Skye didn’t know what to think anymore. Anthony was so ethereal and real at the same time. One minute she had everything sorted in her mind, knew exactly wha
t she needed to do; the next, she wanted to place her entire faith in a man. In this man.
She’d never fully trusted anyone but herself. Even then, she doubted. Worried over her decisions. But always, she had her reasoning. It had gotten her this far in her life and career, how could she place her trust in someone else now? That would be like turning her back on herself, on the very thing that had kept her sane and whole during years of loneliness.
What would she have if she listened to Anthony? She’d be just like her mother, wanting to believe in fantasy because real life didn’t satisfy her.
As if he could read her mind, he said, “You can’t live in the past. Your mother hurt you, and then she died and you couldn’t tell her how much she hurt you. It’s easier to be angry with her and God than it is to acknowledge you miss her, that she killed your trust.”
She closed her eyes, trying to trap the tears that came, but they slid out the corners. Anthony brushed them away with his thumbs.

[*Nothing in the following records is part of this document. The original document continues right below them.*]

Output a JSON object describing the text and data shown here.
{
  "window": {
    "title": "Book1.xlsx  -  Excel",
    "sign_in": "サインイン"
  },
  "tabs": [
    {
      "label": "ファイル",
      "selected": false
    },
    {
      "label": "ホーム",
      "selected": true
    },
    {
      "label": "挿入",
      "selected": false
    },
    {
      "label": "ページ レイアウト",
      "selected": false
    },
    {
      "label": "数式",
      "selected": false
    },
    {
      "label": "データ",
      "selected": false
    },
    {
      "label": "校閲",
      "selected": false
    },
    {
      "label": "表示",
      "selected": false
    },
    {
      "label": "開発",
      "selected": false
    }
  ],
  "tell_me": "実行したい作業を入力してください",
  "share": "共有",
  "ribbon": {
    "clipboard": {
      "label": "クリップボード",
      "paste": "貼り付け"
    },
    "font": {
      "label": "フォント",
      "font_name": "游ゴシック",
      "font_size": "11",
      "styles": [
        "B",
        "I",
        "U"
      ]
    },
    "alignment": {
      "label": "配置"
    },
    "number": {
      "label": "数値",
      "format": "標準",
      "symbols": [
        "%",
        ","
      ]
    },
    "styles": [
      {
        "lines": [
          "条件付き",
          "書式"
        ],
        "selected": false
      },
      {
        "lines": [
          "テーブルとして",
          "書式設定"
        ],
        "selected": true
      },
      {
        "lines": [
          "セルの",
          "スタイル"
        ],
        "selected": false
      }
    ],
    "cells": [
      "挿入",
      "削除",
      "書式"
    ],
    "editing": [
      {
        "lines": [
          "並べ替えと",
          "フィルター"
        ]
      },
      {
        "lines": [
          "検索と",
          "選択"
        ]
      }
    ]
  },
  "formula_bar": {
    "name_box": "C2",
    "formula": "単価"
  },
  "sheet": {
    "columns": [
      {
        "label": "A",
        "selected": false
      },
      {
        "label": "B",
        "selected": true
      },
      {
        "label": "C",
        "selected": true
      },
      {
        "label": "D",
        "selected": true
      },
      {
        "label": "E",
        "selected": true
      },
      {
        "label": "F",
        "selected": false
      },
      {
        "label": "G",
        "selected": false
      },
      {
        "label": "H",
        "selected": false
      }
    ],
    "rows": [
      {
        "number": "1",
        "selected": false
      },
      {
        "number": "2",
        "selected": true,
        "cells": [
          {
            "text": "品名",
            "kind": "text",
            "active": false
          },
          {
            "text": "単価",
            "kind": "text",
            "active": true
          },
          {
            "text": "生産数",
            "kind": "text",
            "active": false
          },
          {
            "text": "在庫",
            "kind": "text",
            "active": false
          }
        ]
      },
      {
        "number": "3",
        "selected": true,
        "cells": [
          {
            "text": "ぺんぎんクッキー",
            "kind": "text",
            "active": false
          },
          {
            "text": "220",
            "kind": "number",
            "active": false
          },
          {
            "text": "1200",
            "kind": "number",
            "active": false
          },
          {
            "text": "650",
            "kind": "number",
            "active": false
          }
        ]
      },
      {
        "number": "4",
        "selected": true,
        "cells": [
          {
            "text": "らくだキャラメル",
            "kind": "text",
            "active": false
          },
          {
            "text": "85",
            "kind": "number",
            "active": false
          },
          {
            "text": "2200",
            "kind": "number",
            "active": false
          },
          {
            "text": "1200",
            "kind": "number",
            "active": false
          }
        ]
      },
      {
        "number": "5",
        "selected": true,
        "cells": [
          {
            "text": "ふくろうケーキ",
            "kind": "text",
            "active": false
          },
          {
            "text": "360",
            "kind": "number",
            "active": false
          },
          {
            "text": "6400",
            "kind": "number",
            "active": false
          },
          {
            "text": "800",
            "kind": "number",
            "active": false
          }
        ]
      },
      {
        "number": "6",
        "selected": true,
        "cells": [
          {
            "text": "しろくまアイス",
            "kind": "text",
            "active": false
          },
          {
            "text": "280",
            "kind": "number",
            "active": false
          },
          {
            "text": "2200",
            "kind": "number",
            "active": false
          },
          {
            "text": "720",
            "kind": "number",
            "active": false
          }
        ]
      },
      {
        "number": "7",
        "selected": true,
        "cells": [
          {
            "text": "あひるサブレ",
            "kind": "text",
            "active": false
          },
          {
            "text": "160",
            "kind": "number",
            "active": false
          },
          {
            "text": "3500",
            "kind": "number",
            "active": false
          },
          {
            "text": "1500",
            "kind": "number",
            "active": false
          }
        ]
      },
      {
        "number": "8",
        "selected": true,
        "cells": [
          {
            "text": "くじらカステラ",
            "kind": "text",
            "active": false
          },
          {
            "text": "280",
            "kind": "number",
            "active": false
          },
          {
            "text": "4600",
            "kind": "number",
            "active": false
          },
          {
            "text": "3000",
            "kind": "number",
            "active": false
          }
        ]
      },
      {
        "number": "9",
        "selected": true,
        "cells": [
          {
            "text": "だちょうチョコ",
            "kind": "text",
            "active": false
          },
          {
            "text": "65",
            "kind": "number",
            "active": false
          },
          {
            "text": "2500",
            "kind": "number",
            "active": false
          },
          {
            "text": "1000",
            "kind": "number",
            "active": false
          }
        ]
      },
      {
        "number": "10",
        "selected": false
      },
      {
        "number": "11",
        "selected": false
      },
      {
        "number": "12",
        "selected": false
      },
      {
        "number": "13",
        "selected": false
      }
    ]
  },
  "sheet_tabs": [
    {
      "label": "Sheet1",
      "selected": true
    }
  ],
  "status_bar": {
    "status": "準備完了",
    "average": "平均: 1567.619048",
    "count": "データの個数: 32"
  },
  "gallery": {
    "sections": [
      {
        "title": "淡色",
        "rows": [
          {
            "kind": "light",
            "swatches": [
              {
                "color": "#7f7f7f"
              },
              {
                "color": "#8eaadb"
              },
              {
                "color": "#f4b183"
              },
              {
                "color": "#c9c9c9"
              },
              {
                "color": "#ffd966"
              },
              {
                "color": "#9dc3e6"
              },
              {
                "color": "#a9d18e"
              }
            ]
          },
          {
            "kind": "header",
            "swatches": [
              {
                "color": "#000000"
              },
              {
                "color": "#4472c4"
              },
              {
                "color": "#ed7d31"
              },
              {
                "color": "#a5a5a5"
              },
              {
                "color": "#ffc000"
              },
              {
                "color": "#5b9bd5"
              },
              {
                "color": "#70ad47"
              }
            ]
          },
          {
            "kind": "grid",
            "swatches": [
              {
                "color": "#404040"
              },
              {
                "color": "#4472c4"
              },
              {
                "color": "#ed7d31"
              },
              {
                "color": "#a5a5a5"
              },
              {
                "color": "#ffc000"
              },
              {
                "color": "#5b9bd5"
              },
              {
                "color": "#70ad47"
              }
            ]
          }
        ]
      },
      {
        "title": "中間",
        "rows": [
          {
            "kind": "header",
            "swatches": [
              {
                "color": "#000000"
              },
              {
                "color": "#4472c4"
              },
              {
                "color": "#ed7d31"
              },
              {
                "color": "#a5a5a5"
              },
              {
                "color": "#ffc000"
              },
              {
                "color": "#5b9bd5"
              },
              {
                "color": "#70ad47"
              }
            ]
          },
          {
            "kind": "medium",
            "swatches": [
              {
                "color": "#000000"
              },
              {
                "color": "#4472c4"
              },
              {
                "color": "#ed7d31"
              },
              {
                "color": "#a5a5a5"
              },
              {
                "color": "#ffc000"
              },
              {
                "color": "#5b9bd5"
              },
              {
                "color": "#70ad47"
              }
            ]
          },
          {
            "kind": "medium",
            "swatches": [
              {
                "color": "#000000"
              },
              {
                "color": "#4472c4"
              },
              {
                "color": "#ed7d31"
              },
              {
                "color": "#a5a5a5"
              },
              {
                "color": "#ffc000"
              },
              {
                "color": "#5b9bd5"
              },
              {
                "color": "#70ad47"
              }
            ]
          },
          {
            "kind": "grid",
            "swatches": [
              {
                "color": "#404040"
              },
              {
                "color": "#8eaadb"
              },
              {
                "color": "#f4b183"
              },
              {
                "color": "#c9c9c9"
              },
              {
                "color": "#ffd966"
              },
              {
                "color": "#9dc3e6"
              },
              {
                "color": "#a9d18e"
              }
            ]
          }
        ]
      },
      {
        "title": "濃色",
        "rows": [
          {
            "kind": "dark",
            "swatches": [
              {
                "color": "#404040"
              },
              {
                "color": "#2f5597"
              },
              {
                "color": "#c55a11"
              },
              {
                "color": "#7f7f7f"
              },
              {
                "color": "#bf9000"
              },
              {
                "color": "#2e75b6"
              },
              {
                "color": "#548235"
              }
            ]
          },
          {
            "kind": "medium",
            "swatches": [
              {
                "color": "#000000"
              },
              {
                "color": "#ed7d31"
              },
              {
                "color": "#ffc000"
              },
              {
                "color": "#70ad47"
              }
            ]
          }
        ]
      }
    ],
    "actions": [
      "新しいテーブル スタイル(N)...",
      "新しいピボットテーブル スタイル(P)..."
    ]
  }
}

“It’s the drugs,” she said, not wanting to admit that after twenty years she still ached for her mother.
“It’s your heart, and it’s okay.”
His lips touched hers so lightly, so tenderly. Her heart skipped a beat. This quiet intimacy, the emotion, was difficult for Skye. She choked back a sob.
Anthony pulled her into his lap and held her, rubbing her back, his chin on her head. She could stay here in his arms forever.
“My mother abandoned me,” Anthony finally said. “And while I knew it was for a higher purpose—that I had a calling—there were times, especially at night, especially when I was young, when I cursed God for giving me this life. For forcing my mother to sacrifice me. But in the end, it had been her choice.”
“You never had a real family,” Skye said, feeling a kinship with Anthony she didn’t expect to have.
“We were a family, but I missed—we all missed—having a mother. Skye, I know how betrayed and hurt you feel. But you are strong, beautiful, smart. It’s your mother who lost out on knowing what an incredible woman you have become.”